Acceptor specificity and transglucosylation reaction of amylomaltase from Corynebacterium glutamicum

Abstract

Amylomaltase, a 4-α-glucanotransferase, catalyzes intramolecular transglucosylation reaction producing large-ring cyclodextrins (LR-CDs) and intermolecular transglucosylation reaction in which glucosyl units of starch or related oligosaccharides are transferred to suitable acceptors resulting in linear oligosaccharides or glucosides. This work aims at determination of specificity of acceptors in intermolecular transglucosylation reaction for the synthesis of glucoside products. The recombinant amylomaltase from Corynebacterium glutamicum was purified by His Trap affinity column. The purified enzyme showed a major protein band of 84 kDa on SDS-PAGE. Transglucosylation reaction catalyzed by amylomaltase using soluble potato starch as glucosyl donor and three types of acceptor: short chain alcohols, consisting of methanol, ethanol, propanol and butanol could not act as glucosyl acceptor at all concentrations tested. In contrast, glucose, maltose, maltotriose and maltotetraose were good saccharide acceptors indicating that this enzyme preferred hexose structure containing α-OH at C2, C4 and C6 with up to 4 glucose units Then glucoside products were analyzed by TLC and HPLC techniques. The glucoside products could not be detected when all of short chain alcohols and flavonoids (hesperidin, naringin, pinostrobin, fisetin, epicatechin and epigallocatechin gallate) were used as acceptor, but the products were detected when acceptors were maltooligosaccharides (G1-G4), mannose, sucrose and palatinose. Palatinose was chosen as suitable acceptor on account of possible getting new product and considerable amounts obtained.
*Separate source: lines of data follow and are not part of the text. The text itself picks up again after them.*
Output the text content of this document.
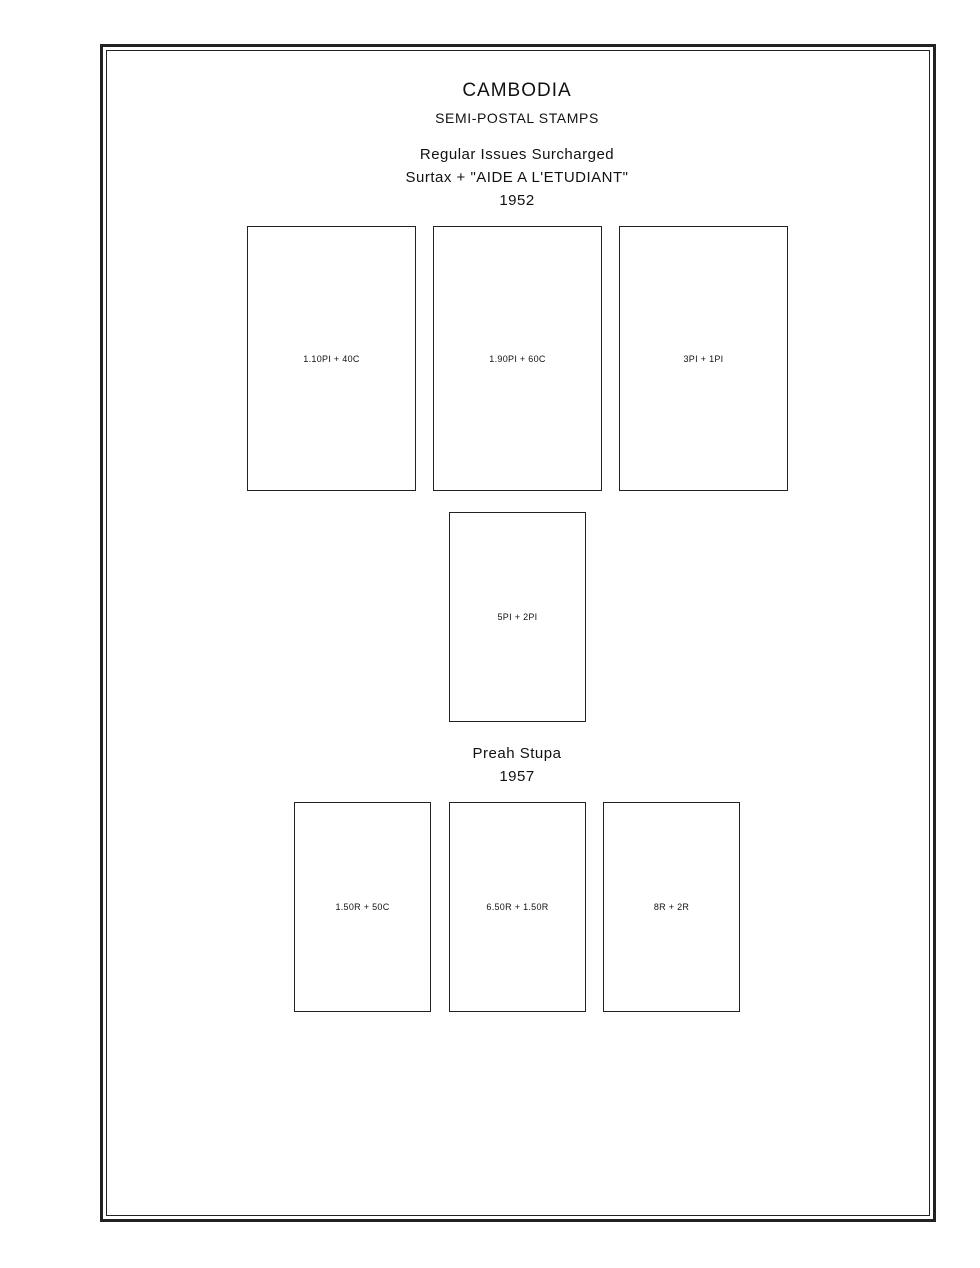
CAMBODIA
SEMI-POSTAL STAMPS
Regular Issues Surcharged
Surtax + "AIDE A L'ETUDIANT"
1952
1.10PI + 40C	1.90PI + 60C	3PI + 1PI
5PI + 2PI
Preah Stupa
1957
1.50R + 50C	6.50R + 1.50R	8R + 2R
The optimal condition for synthesis of palatinose glucosides (PGs) was to incubate 5 U/ml amylomaltase with 7.5 mM palationse and 1.0% (w/v) soluble potato starch in 50 mM phosphate buffer. pH 6.0 at 30 ℃ for 24 hours and 67.2% yield was obtained. Then the reaction was up scaled and PGs were separated by Biogel-P2 column and analyzed by HPAEC. PG1-PG15 were detected with a trisaccharide PG1 as a main product. By MS and NMR, the size of PG was 504 Da and the linkage between palatinose and glucose unit was of the α- 1, 4 type The short chain and long chain PGs are less sweet than palatinose and sucrose, but have higher hygroscopic property than palatinose. However, prebiotic activity is the same. From PGs properties, they can thus be used to replace sucrose or palatinose in food and cosmetic products.